Tourism Minister Kelvin Davis says the current package is just the first tranche. Photo: Lynn Grieveson

‘There will be job losses and they will be significant’

New Zealand Hotel Owners’ Association executive director Amy Robens said hotels represented by her organisation employed 9000 people and their cash reserves were largely already used. 

It was too early to say how many jobs were at risk but she noted there had been a 75 percent drop in business nationwide.

“There will be job losses and they will be significant,” Robens said.

“If we don’t have the guests we can’t retain current staff levels,” she said. 

“The Christchurch earthquake, which was obviously mammoth and horrific, had an end. We don’t know at the moment with Covid, and how fast it’s been moving, when that end is.”

Millennium and Copthorne Hotels’ NZ shares went into a trading halt Tuesday in lieu of an updated performance forecast delivered Wednesday morning. 

Managing Director BK Chiu said there had been a “wave of cancellations” over the past two days across all their hotels.

“Those cancellations are both international and domestic and are for March, April, May and June,” Chiu said in a statement.

“We now face an existential crisis for all of our hotels, all of our staff and our shareholders”, he said.

Public gathering restrictions having an effect

Millenium and Copthorne Hotels forecast it would run at a loss of $24m in the first half of 2020.

“The restrictions on public gatherings announced on Monday March 16 will also substantially affect our conferencing and meetings business for the rest of the year and possibly into 2021”, Mr. Chiu said.

Chiu said there would be job losses and reduced hours for its employees. Some parts of its hotels would also have to close and the restaurants and bars attached would need to operate on reduced hours.

Robens said there was also work being done across the hotel sector to see if some staff could be retrained for jobs in places like the horticulture sector, where a drop-off in migrant labour meant it would need more workers.

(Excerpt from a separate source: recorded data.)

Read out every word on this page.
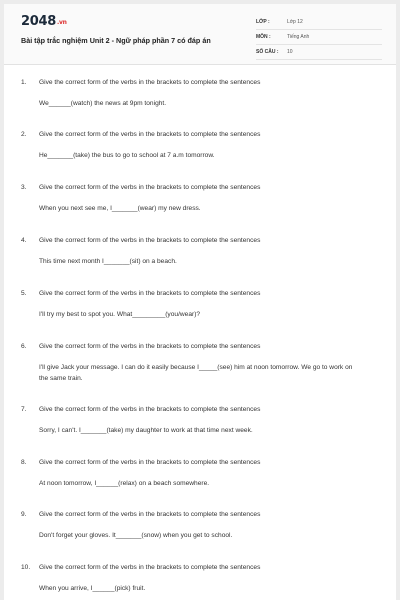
2048.vn
Bài tập trắc nghiệm Unit 2 - Ngữ pháp phần 7 có đáp án
LỚP :	Lớp 12
MÔN :	Tiếng Anh
SỐ CÂU : 10
1. Give the correct form of the verbs in the brackets to complete the sentences
We______(watch) the news at 9pm tonight.
2. Give the correct form of the verbs in the brackets to complete the sentences
He_______(take) the bus to go to school at 7 a.m tomorrow.
3. Give the correct form of the verbs in the brackets to complete the sentences
When you next see me, I_______(wear) my new dress.
4. Give the correct form of the verbs in the brackets to complete the sentences
This time next month I_______(sit) on a beach.
5. Give the correct form of the verbs in the brackets to complete the sentences
I'll try my best to spot you. What_________(you/wear)?
6. Give the correct form of the verbs in the brackets to complete the sentences
I'll give Jack your message. I can do it easily because I_____(see) him at noon tomorrow. We go to work on the same train.
7. Give the correct form of the verbs in the brackets to complete the sentences
Sorry, I can't. I_______(take) my daughter to work at that time next week.
8. Give the correct form of the verbs in the brackets to complete the sentences
At noon tomorrow, I______(relax) on a beach somewhere.
9. Give the correct form of the verbs in the brackets to complete the sentences
Don't forget your gloves. It_______(snow) when you get to school.
10. Give the correct form of the verbs in the brackets to complete the sentences
When you arrive, I______(pick) fruit.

She hoped the Covid-19 package announced yesterday would grow and change the same way the Kaikōura package had in the aftermath of those earthquakes.

Kaushal said he knew of one hotel that had experienced a $700,000 hit from both Booking.com cancellations and those of Chinese tourists no longer able to travel.

He said occupancy at CBD hotels in Auckland was sitting at 45-50 percent compared to a mid-March average of 93 percent in previous years.

“There is not much hope,” Kaushal said.